The second chapter is an examination of several conceptions of democracy that Dallmayr finds wanting, including minimalist, agonist, deliberative, and "apophatic" (Derrida). In this chapter, and throughout the rest of the book's examination of other democratic theorists, theories, and praxis throughout modern history and around the world, Dallmayr's evaluative scheme and criterion is centered in "potentiality and relationality," and idea borrowed from the Bulgarian-French scholar Tzvetan Todorov: "Democracy means the balanced correlation of three main factors: the people (founding community, potentiality), individual political actors and policymakers, and shared political goals (telos or purpose). … [E]ach of these factors can give rise to antidemocratic derailments: the 'people' to reactionary 'populism'; individual actors to neoliberalism or 'hyper-liberalism'; the collective purpose to 'messianism' or the policy of 'imposing democracy by bombs.'"

The rest of the chapters constitute a historically informed, geographically diverse, and multidisciplinary analysis of several political theorists, themes, and situations, foremost of which being Todorov and Dussel's analysis and critique of the Eurocentric domination and colonialism of the Americas. Grounded in their critique of the "underside of modernity," Dallmayr goes on to examine the Arab Spring's failed attempt at democratization, the debates on the role of Confucianism in [End Page 129] contemporary Asian constitutions and culture, the affinities of Ghandi's conception of democracy and strategy of resistance to oppression with the author's, and the ontological and theological implications of the "paradigm shift from Eurocentric modernity to global transmodernity." "Simply put, the center in democracy is everywhere and nowhere because it manifests itself only in the relationship of elements which has to be constantly renegotiated and rebalanced. … To this extent, one can say that democracy is a dynamic happening or continuous relational creation (creation continua)."

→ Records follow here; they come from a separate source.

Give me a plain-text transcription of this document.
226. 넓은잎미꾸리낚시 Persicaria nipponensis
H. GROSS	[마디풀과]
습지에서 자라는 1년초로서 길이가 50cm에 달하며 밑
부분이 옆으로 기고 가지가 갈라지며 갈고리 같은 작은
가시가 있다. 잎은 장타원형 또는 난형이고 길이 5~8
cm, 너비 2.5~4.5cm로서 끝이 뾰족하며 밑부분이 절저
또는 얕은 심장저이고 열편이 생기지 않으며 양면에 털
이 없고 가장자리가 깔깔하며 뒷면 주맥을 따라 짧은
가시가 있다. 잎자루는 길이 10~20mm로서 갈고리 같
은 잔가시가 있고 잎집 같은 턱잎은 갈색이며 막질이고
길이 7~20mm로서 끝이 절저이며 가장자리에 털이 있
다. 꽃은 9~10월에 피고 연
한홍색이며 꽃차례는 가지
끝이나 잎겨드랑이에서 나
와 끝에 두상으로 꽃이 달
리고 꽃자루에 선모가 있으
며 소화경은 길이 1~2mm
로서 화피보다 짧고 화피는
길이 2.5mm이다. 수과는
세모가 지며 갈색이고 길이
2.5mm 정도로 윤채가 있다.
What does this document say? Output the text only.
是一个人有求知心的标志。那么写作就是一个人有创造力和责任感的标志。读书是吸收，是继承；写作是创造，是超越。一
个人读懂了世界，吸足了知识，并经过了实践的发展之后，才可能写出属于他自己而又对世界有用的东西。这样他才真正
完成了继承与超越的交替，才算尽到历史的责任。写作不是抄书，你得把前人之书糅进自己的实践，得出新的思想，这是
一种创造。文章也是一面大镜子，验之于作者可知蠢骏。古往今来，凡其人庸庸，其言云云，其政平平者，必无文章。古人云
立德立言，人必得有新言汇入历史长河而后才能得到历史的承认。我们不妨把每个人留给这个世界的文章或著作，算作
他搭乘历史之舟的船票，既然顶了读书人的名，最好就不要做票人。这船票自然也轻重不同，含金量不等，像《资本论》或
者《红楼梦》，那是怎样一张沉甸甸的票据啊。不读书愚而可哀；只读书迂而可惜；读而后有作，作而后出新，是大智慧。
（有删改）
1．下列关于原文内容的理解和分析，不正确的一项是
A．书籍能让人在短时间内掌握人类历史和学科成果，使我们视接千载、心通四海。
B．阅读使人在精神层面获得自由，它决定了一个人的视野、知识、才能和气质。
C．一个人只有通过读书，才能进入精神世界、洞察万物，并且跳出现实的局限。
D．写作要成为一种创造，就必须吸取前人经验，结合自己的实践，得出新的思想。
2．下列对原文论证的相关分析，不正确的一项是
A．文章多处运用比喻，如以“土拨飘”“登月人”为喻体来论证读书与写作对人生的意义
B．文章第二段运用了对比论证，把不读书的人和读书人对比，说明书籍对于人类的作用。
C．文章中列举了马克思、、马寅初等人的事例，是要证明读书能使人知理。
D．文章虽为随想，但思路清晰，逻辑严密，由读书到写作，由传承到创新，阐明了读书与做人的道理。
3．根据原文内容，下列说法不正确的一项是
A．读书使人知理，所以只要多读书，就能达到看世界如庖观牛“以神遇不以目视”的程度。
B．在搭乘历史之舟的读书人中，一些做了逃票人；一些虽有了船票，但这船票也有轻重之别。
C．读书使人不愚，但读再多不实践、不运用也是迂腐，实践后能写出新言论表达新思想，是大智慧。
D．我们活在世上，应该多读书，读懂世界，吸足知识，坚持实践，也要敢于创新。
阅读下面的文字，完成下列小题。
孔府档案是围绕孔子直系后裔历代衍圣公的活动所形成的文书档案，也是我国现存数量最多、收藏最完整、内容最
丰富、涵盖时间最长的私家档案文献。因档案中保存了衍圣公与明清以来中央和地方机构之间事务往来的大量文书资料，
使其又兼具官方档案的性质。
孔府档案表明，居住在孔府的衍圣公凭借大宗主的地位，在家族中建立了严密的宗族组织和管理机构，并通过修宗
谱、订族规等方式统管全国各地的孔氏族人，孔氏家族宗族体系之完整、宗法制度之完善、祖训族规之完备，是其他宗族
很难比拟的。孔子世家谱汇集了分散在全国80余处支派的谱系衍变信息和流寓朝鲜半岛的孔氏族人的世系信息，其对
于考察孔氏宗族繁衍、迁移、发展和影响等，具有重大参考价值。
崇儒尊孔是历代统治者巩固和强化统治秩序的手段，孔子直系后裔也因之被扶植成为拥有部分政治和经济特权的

The book culminates in a fascinating study of the advaitic (nondual) thought of the Hindu-Catholic philosopher and theologian, Raimon Panikkar. Dallmayr suggests that, following Panikkar, if Being itself is fundamentally relational yet nondual, "neither one nor two," and more of a "rhythm and dance" than a static, completed reality, one in which human beings are invited creatively to participate, then democracy itself is best seen as a creation continuna.